Location of the initiative:
Hellenic Ministry of Culture and Sports / Archaeological Museum of Thessaloniki
Relation to Strategy 21 Recommendations:
Time span of the initiative:
Start date: April 2020 / End date: end of May 2020
Motivation / Methodology
The initiative "Let’s stay at home and make a paper “Plangon” toy doll” was organised on the occasion of the “International Museum Day” on the 18th of May 2020. It is designed and addressed to the younger audience of the Museum and is inspired by the toy doll “Plangon”, that had movable arms and legs, and was originally made out of clay in ancient Greece. The Archaeological Museum of Thessaloniki showcases “Plangon” toy dolls in its collections that are amongst the most favourable exhibits to young visitors.
In March 2020, all museums in Greece had to close because of the COVID-19 pandemic including the Archaeological Museum of Thessaloniki as well. The lockdown forced museums to readapt their strategies and enhance their digital activities and communication with the public. The “Plangon” initiative was designed as an educational digital workshop that would remotely interact with the public (#amthdiaskedazoume). The attendees could accede to the museum’s ancient toy dolls without their physical presence and only in a digital way.
The main goal of this digital initiative is to inspire young children to interact with an ancient Plangon toy doll, while staying at home during the COVID-19 pandemic. More specifically, the participants were invited to construct a paper toy doll inspired by the original ancient Plangon and dress it in an imaginative way.
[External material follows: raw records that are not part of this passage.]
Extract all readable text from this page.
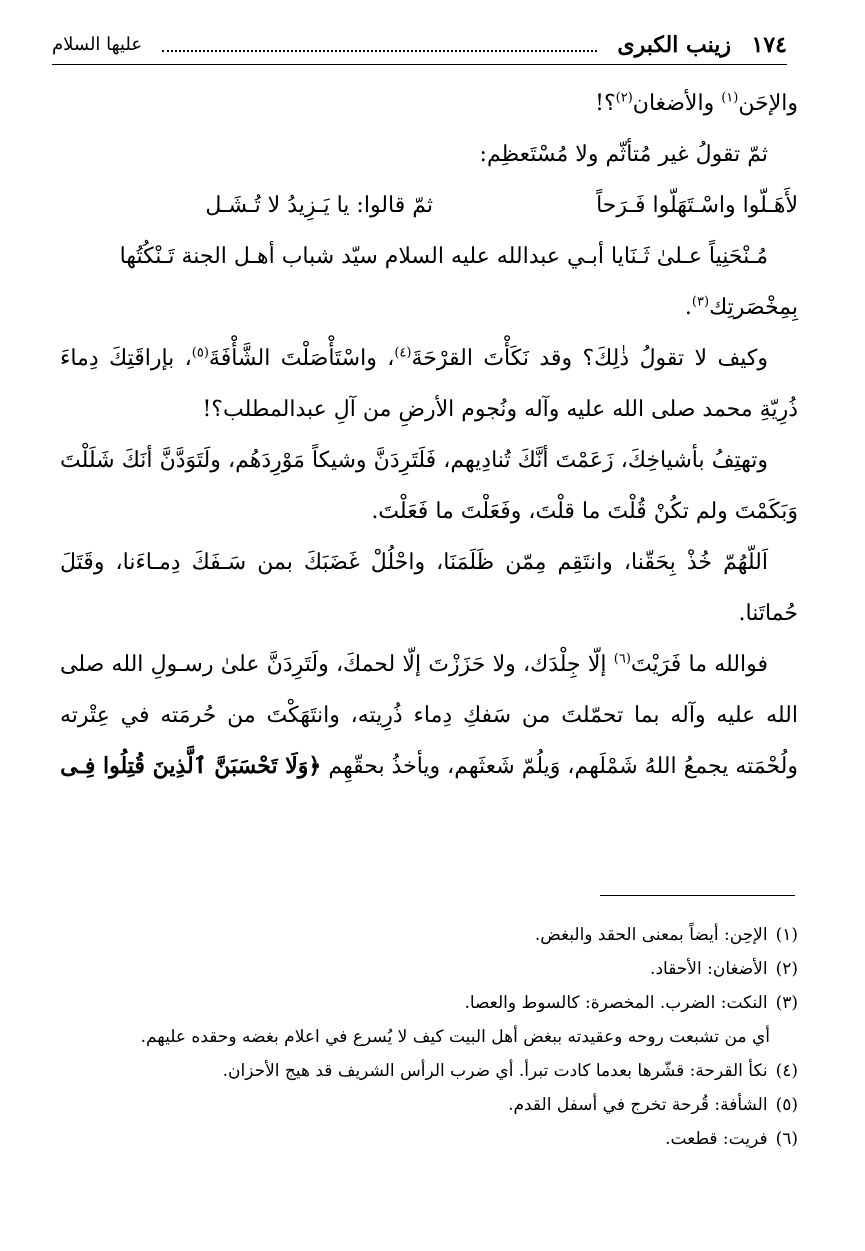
١٧٤
زينب الكبرى
عليها السلام

والإحَن$^{(١)}$ والأضغان$^{(٢)}$؟!

ثمّ تقولُ غير مُتأثّم ولا مُسْتَعظِم:

لأَهَـلّوا واسْـتَهَلّوا فَـرَحاً
ثمّ قالوا: يا يَـزِيدُ لا تُـشَـل

مُـنْحَنِياً عـلىٰ ثَـنَايا أبـي عبدالله عليه السلام سيّد شباب أهـل الجنة تَـنْكُتُها

بِمِخْصَرتِك$^{(٣)}$.

وكيف لا تقولُ ذٰلِكَ؟ وقد نَكَأْتَ القرْحَةَ$^{(٤)}$، واسْتَأْصَلْتَ الشَّأْفَةَ$^{(٥)}$، بإراقَتِكَ دِماءَ ذُرِيّةِ محمد صلى الله عليه وآله ونُجوم الأرضِ من آلِ عبدالمطلب؟!

وتهتِفُ بأشياخِكَ، زَعَمْتَ أنَّكَ تُنادِيهم، فَلَتَرِدَنَّ وشيكاً مَوْرِدَهُم، ولَتَوَدَّنَّ أنَكَ شَلَلْتَ وَبَكَمْتَ ولم تكُنْ قُلْتَ ما قلْتَ، وفَعَلْتَ ما فَعَلْتَ.

اَللّهُمّ خُذْ بِحَقّنا، وانتَقِم مِمّن ظَلَمَنَا، واحْلُلْ غَضَبَكَ بمن سَـفَكَ دِمـاءَنا، وقَتَلَ حُماتَنا.

فوالله ما فَرَيْتَ$^{(٦)}$ إلّا جِلْدَك، ولا حَزَزْتَ إلّا لحمكَ، ولَتَرِدَنَّ علىٰ رسـولِ الله صلى الله عليه وآله بما تحمّلتَ من سَفكِ دِماء ذُرِيته، وانتَهَكْتَ من حُرمَته في عِتْرته ولُحْمَته يجمعُ اللهُ شَمْلَهم، وَيلُمّ شَعثَهم، ويأخذُ بحقّهِم ﴿وَلَا تَحْسَبَنَّ ٱلَّذِينَ قُتِلُوا فِـى

(١)الإحِن: أيضاً بمعنى الحقد والبغض.

(٢)الأضغان: الأحقاد.

(٣)النكت: الضرب. المخصرة: كالسوط والعصا.

أي من تشبعت روحه وعقيدته ببغض أهل البيت كيف لا يُسرع في اعلام بغضه وحقده عليهم.

(٤)نكأ القرحة: قشّرها بعدما كادت تبرأ. أي ضرب الرأس الشريف قد هيج الأحزان.

(٥)الشأفة: قُرحة تخرج في أسفل القدم.

(٦)فريت: قطعت.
Detailed instructions on how to construct - step by step - the paper toy doll, were given to the participants. The material to be used for the creation and decoration should be easily found at home: recycled paper, colouring materials, textiles, and many other household objects.
The interaction with an archaeological object such as the “Plangon” is a link with culture that involves personal development, inspiration and creativity.
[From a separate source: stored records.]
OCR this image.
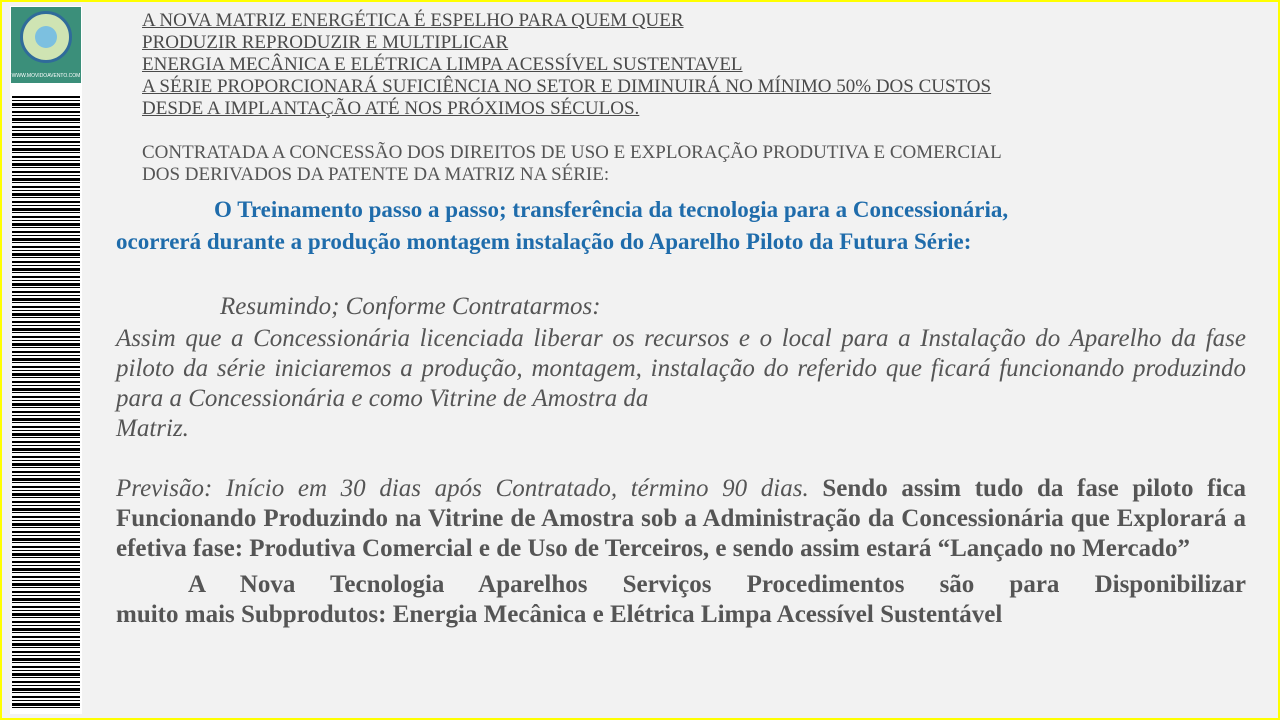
WWW.MOVIDOAVENTO.COM
A NOVA MATRIZ ENERGÉTICA É ESPELHO PARA QUEM QUER
PRODUZIR REPRODUZIR E MULTIPLICAR
ENERGIA MECÂNICA E ELÉTRICA LIMPA ACESSÍVEL SUSTENTAVEL
A SÉRIE PROPORCIONARÁ SUFICIÊNCIA NO SETOR E DIMINUIRÁ NO MÍNIMO 50% DOS CUSTOS
DESDE A IMPLANTAÇÃO ATÉ NOS PRÓXIMOS SÉCULOS.
CONTRATADA A CONCESSÃO DOS DIREITOS DE USO E EXPLORAÇÃO PRODUTIVA E COMERCIAL
DOS DERIVADOS DA PATENTE DA MATRIZ NA SÉRIE:
O Treinamento passo a passo; transferência da tecnologia para a Concessionária,
ocorrerá durante a produção montagem instalação do Aparelho Piloto da Futura Série:
Resumindo; Conforme Contratarmos:
Assim que a Concessionária licenciada liberar os recursos e o local para a Instalação do Aparelho da fase piloto da série iniciaremos a produção, montagem, instalação do referido que ficará funcionando produzindo para a Concessionária e como Vitrine de Amostra da
Matriz.
Previsão: Início em 30 dias após Contratado, término 90 dias. Sendo assim tudo da fase piloto fica Funcionando Produzindo na Vitrine de Amostra sob a Administração da Concessionária que Explorará a efetiva fase: Produtiva Comercial e de Uso de Terceiros, e sendo assim estará “Lançado no Mercado”
A Nova Tecnologia Aparelhos Serviços Procedimentos são para Disponibilizar
muito mais Subprodutos: Energia Mecânica e Elétrica Limpa Acessível Sustentável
The initiative engages the whole family; children could work together with their parents in playful, creative and amusing learning ways.
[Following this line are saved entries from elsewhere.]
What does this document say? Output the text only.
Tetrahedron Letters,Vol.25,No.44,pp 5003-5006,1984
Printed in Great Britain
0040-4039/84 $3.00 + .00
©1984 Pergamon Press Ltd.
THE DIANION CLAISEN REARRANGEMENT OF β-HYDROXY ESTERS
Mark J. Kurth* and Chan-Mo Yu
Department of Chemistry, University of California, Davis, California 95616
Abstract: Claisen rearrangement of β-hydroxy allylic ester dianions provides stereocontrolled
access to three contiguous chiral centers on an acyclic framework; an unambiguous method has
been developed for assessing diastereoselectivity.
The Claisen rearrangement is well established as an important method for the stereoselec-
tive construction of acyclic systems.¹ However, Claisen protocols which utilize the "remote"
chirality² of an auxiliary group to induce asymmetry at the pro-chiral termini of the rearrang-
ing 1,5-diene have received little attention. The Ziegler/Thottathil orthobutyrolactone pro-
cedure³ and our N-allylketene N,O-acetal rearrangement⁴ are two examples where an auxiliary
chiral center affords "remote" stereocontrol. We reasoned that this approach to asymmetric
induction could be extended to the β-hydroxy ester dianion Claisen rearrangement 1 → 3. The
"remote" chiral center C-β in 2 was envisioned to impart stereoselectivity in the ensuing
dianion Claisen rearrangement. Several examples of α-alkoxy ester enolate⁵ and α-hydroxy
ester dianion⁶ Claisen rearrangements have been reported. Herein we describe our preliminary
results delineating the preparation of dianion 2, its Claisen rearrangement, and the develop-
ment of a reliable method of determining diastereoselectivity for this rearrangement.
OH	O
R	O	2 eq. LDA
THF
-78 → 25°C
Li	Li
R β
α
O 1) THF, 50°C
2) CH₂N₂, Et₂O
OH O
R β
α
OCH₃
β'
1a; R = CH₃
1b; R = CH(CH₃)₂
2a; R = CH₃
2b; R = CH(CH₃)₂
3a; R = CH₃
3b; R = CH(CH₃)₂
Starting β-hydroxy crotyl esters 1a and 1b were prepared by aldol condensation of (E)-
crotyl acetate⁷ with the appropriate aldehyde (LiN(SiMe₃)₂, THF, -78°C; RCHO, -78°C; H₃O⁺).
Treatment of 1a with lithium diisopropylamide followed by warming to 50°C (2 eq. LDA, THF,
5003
After the completion of the project, children’s creations (the “Plangon” artworks) were on display in a virtual exhibition held at the museum’s web page:
On June 15, 2020 the museum reopened and the children’s Plangons welcomed the visitors via a special online video:
Obstacles / Barriers
The main obstacle was how to organize a complete educational project at home without the use of the technical equipment and support of the museum. Any difficulties that arose, had to be faced in a simple, innovative, creative and flexible way.
Change / Impact
The change that resulted from this initiative was the organizing of an online digital educational programme instead of a regular one that usually requires the physical presence of participants/instructors inside the museum. Additionally, digital initiatives are becoming part of the future museum’s strategy
The project appealed to younger audiences who are keener and more familiar to interactive digital content. It reached individuals all over Greece and Europe who cannot physically visit the museum regardless the COVID 19 pandemic (e.g., due to distance, disabilities, financial reasons, limited leisure time etc.). The project brought for the first time many families together who shared creative time and education during the lockdown. All the products of this initiative (i.e., the modern paper Plangones), besides being artistic creations, lead to a playful dialogue between the past and the present. The Covid 19 museum experience showed that communication and cultural engagement is both feasible and fertile even without physical presence.